Hace un par de meses releí “1984” de Georges Orwell. La alienación de los “proles” procede, precisamente, de sus carencias lingüísticas. Los libros destinados a ellos se escriben utilizando procedimientos aleatorios, lo mismo que las canciones de moda, sin contenido aparente, machaconas y repetitivas. Pero incluso para los miembros del partido se crea la “neo-lengua”, caracterizada por la eliminación de sinónimos, matices y, en general, desnuda de riqueza y belleza. Es la manera de controlar el pensamiento de los ciudadanos, privándolos de su libertad y de la capacidad de cuestionar el sistema. Nadie puede, hoy en día, negar que Orwell fue un visionario. La lengua (todas las lenguas) se encuentran hoy en día sometidas a ataques constantes de carácter ideológico, precisamente de aquellos que sí comprenden la importancia de las palabras y que intentan imponer nuevas pautas sociales utilizando la corrección política como justificación. Son, en realidad, ejercicios de ingeniería social de los que sólo podemos defendernos con las mismas armas, con la palabra.
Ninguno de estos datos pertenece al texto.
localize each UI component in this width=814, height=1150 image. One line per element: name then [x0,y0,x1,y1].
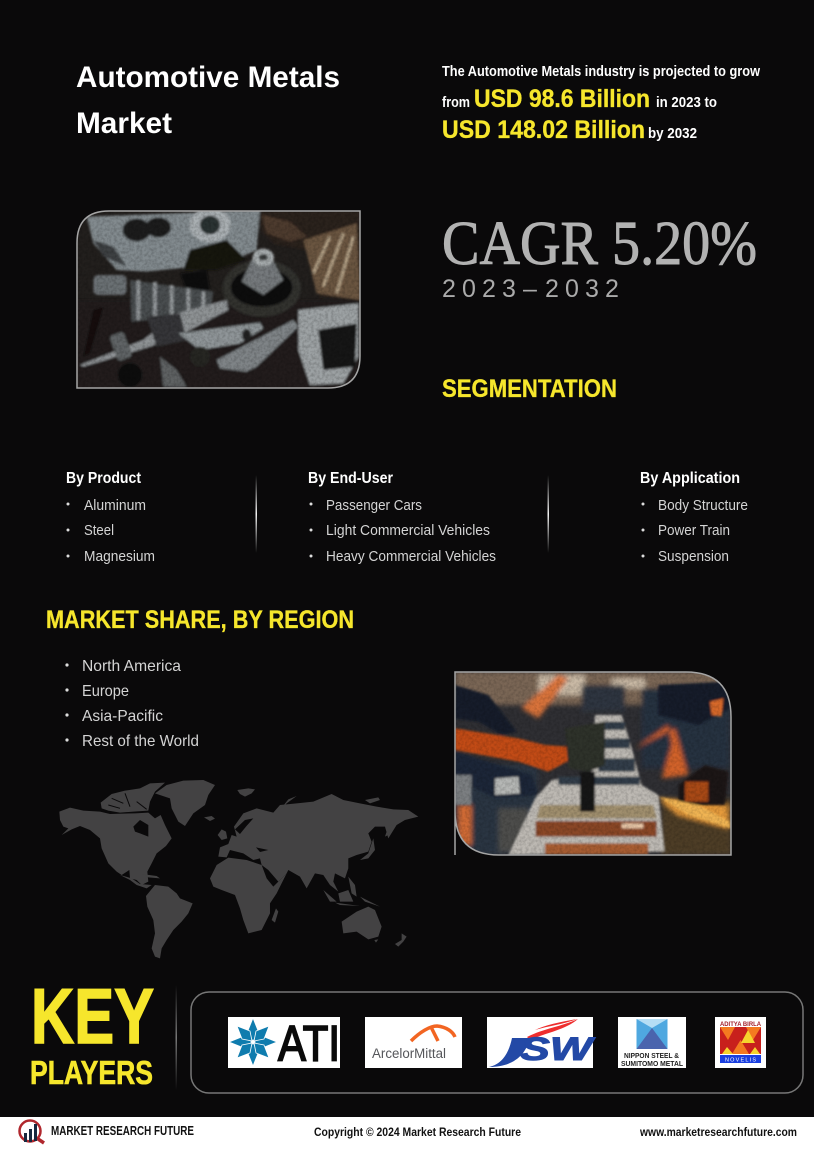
segment column: by product: Steel [84,522,114,539]
CAGR value: CAGR 5.20% [442,210,757,278]
segment column: by application: Body Structure [658,497,748,514]
map: northern islands [280,796,393,837]
map: arctic islands [101,783,165,813]
map: greenland [155,780,215,826]
map: south america [146,885,193,958]
market share heading: MARKET SHARE, BY REGION [46,606,354,634]
title [76,61,340,140]
market size statement [442,64,761,144]
segmentation heading: SEGMENTATION [442,375,617,403]
segment column: by application [640,470,748,565]
map: eurasia [218,794,418,892]
logo: ArcelorMittal: ArcelorMittal [372,1046,446,1061]
map: north america [59,808,172,885]
logo: Nippon Steel and Sumitomo Metal: NIPPON STEEL & [624,1053,679,1060]
market size statement: USD 148.02 Billion [442,116,645,144]
map: new zealand [374,933,407,947]
photo: disassembled gearbox parts [77,208,360,390]
title: Market [76,107,172,140]
key players heading: KEY [31,972,154,1060]
segment column: by end-user [308,470,496,565]
region list [65,658,199,750]
segment column: by end-user: Light Commercial Vehicles [326,522,490,539]
map: central america and caribbean [120,874,160,888]
region list: Asia-Pacific [82,708,163,725]
segment column: by product: Magnesium [84,548,155,565]
forecast period: 2023 – 2032 [442,275,619,303]
icon: market research future logo [20,1120,44,1143]
market size statement: from [442,95,470,111]
footer brand name: MARKET RESEARCH FUTURE [51,1124,194,1138]
footer bar [0,1117,814,1150]
photo: robotic car assembly line [455,672,732,855]
market size statement: USD 98.6 Billion [474,85,650,113]
segment column: by product: By Product [66,470,142,487]
segment column: by application: By Application [640,470,740,487]
title: Automotive Metals [76,61,340,94]
segment column: by end-user: By End-User [308,470,393,487]
market size statement: The Automotive Metals industry is projected to grow [442,64,761,80]
key players panel [191,992,803,1093]
logo: Nippon Steel and Sumitomo Metal: SUMITOMO METAL [621,1061,684,1068]
logo: ArcelorMittal [365,1017,462,1068]
map: southeast asia islands [323,877,380,907]
map: australia [342,907,382,939]
logo: Aditya Birla Novelis: NOVELIS [725,1058,756,1064]
map: svalbard [237,788,255,797]
logo: Aditya Birla Novelis [715,1017,766,1068]
logo: Aditya Birla Novelis: ADITYA BIRLA [720,1022,762,1028]
segment column: by product [66,470,155,565]
market size statement: in 2023 to [656,95,717,111]
key players heading [30,972,154,1091]
region list: North America [82,658,181,675]
logo: ATI: ATI [278,1016,340,1072]
logo: ATI [228,1016,340,1072]
map: japan [360,838,375,860]
logo: Nippon Steel and Sumitomo Metal [618,1017,686,1068]
region list: Rest of the World [82,733,199,750]
map: madagascar [272,908,278,923]
segment column: by product: Aluminum [84,497,146,514]
map: iceland [204,816,215,821]
segment column: by end-user: Heavy Commercial Vehicles [326,548,496,565]
region list: Europe [82,683,129,700]
map: british isles [218,829,227,840]
segment column: by end-user: Passenger Cars [326,497,422,514]
segment column: by application: Suspension [658,548,729,565]
footer copyright: Copyright © 2024 Market Research Future [314,1125,521,1139]
key players heading: PLAYERS [30,1054,153,1091]
logo: JSW: SW [520,1031,596,1067]
segment column: by application: Power Train [658,522,730,539]
map: africa [210,858,287,933]
world map [59,780,418,958]
market size statement: by 2032 [648,126,697,142]
logo: JSW [487,1017,596,1068]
Uno de los ejemplos de estas prácticas es el (des)uso del adjetivo “nacional” en el lenguaje administrativo del Estado. Lo advertí por primera vez en la Ley de la Ciencia, alrededor del año 2009. En ella se sustituyó el Plan Nacional de Investigación por el Plan Estatal de Investigación. El antes llamado Plan Nacional fue creado en la década de los ochenta por el gobierno de Felipe González. El uso de este adjetivo no es una herencia del régimen franquista, sino (de nuevo) del napoleónico, donde existe, a día de hoy, el Ministerio de Educación Nacional. La razón esgrimida por la ministra Garmendia, responsable de la cartera durante la discusión de la Ley de la Ciencia, era que la Generalidad de Cataluña recurriría el nombre y lo ganaría. En los últimos años hemos asistido a la transformación de la Agencia Nacional de Meteorología por la AEMet, mientras que hoy en día funciona el Teatro Nacional de Cataluña, por ejemplo. Al despojarnos del adjetivo nacional para las instituciones españolas también se nos está privando, aunque no nos demos cuenta de ello, del concepto de nación aplicado a España, tal y como dice nuestra Constitución. ¿Por qué hemos renunciado a ella? ¿Quién ha tomado esa decisión?
La creación, el pensamiento crítico y la innovación son imposibles sin un adecuado dominio del lenguaje. Empobrecer la formación de nuestros jóvenes tiene efectos a largo plazo sobre toda la sociedad y debemos ser conscientes de ello. No se trata sólo de la enseñanza de lenguas, sino de las Humanidades en general: las materias como Historia, Filosofía y Latín, cuyo peso se ha reducido o, incluso, eclipsado, en los currículums de nuestros jóvenes, son el arma que los defiende del vacío de la ignorancia.